Bien sûr, je me dois d’être pragmatique. Ces engins existent, se développent — je m’en réjouis ! — et Cyclofix fait chaque jour son maximum pour les réparer parfaitement : afin d’assurer la sécurité de nos chères têtes blondes qui les chevauchent, d’augmenter leur durée de vie et d’éviter de les retrouver dans une poubelle ou au fond d’une cave quelques semaines seulement après avoir été produits.

Alexis Zerbib (CEO) et Jérôme Li (Responsable technique)
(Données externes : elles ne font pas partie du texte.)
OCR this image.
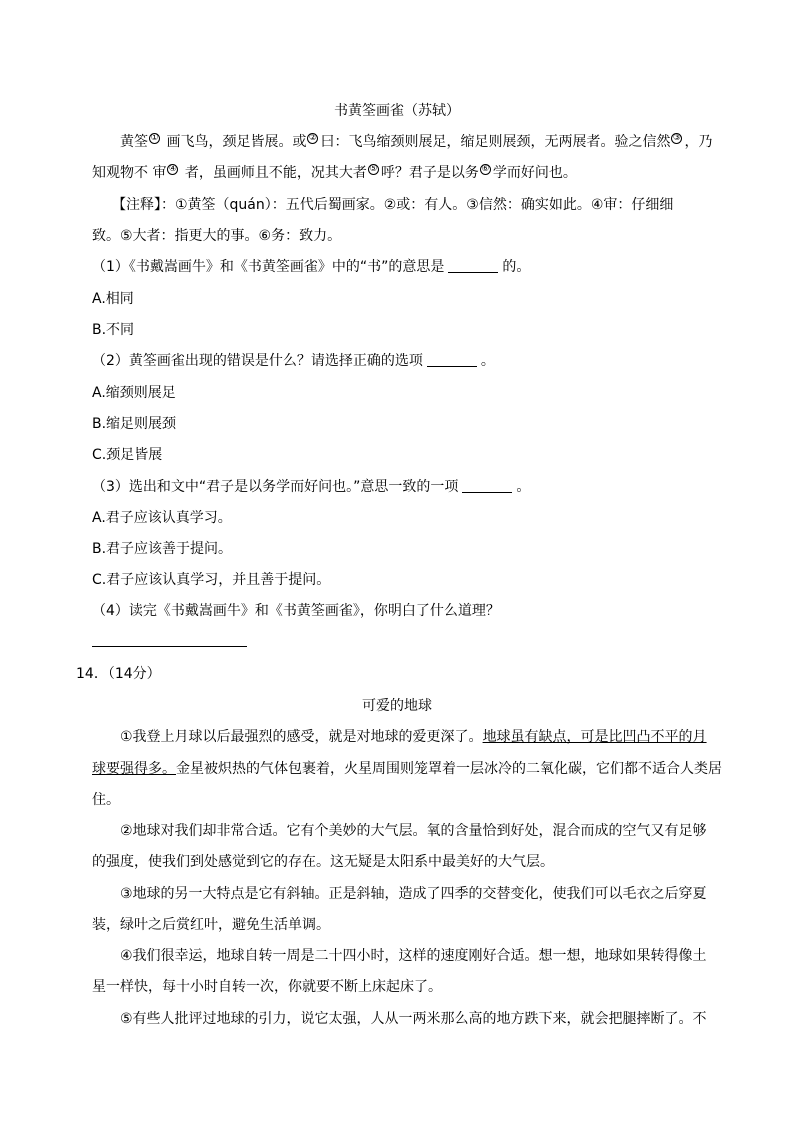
书黄筌画雀（苏轼）
黄筌 ① 画飞鸟，颈足皆展。或 ② 曰：飞鸟缩颈则展足，缩足则展颈，无两展者。验之信然 ③ ，乃
知观物不 审 ④ 者，虽画师且不能，况其大者 ⑤ 呼？君子是以务 ⑥ 学而好问也。
【注释】：①黄筌（quán）：五代后蜀画家。②或：有人。③信然：确实如此。④审：仔细细
致。⑤大者：指更大的事。⑥务：致力。
（1）《书戴嵩画牛》和《书黄筌画雀》中的“书”的意思是	的。
A.相同
B.不同
（2）黄筌画雀出现的错误是什么？请选择正确的选项	。
A.缩颈则展足
B.缩足则展颈
C.颈足皆展
（3）选出和文中“君子是以务学而好问也。”意思一致的一项	。
A.君子应该认真学习。
B.君子应该善于提问。
C.君子应该认真学习，并且善于提问。
（4）读完《书戴嵩画牛》和《书黄筌画雀》，你明白了什么道理？
14．（14分）
可爱的地球
①我登上月球以后最强烈的感受，就是对地球的爱更深了。地球虽有缺点，可是比凹凸不平的月
球要强得多。金星被炽热的气体包裹着，火星周围则笼罩着一层冰冷的二氧化碳，它们都不适合人类居
住。
②地球对我们却非常合适。它有个美妙的大气层。氧的含量恰到好处，混合而成的空气又有足够
的强度，使我们到处感觉到它的存在。这无疑是太阳系中最美好的大气层。
③地球的另一大特点是它有斜轴。正是斜轴，造成了四季的交替变化，使我们可以毛衣之后穿夏
装，绿叶之后赏红叶，避免生活单调。
④我们很幸运，地球自转一周是二十四小时，这样的速度刚好合适。想一想，地球如果转得像土
星一样快，每十小时自转一次，你就要不断上床起床了。
⑤有些人批评过地球的引力，说它太强，人从一两米那么高的地方跌下来，就会把腿摔断了。不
Néanmoins, notre rôle est également de mesurer avec précision les efforts à accomplir pour le faire : la micro-mobilité est un combat auquel nous croyons. Mais pas à n’importe quel prix. Alors non, je ne demanderai pas à mes équipes d’explorer le web pour trouver l’obscur faisceau électrique qui va permettre de sauver 15 jours la pâle copie de trott’ que j’ai entre les mains.

Finalement, ce que je souhaite est simple. C’est même la raison d’être de Cyclofix et de nombreux autres acteurs de la mobilité : concentrer nos forces sur du durable plutôt que de s’épuiser sur de l’éphémère.

Étoffer le projet de loi sur l’économie circulaire pour nous donner une chance d’inverser la tendance (vous trouverez d’ailleurs ici de modestes suggestions : Lettre à Edouard Philippe). Construire un monde axé sur une micro-mobilité saine et exempt de surconsommation. Rouler sans bousiller la planète quoi. Ce serait le début de solides fondations.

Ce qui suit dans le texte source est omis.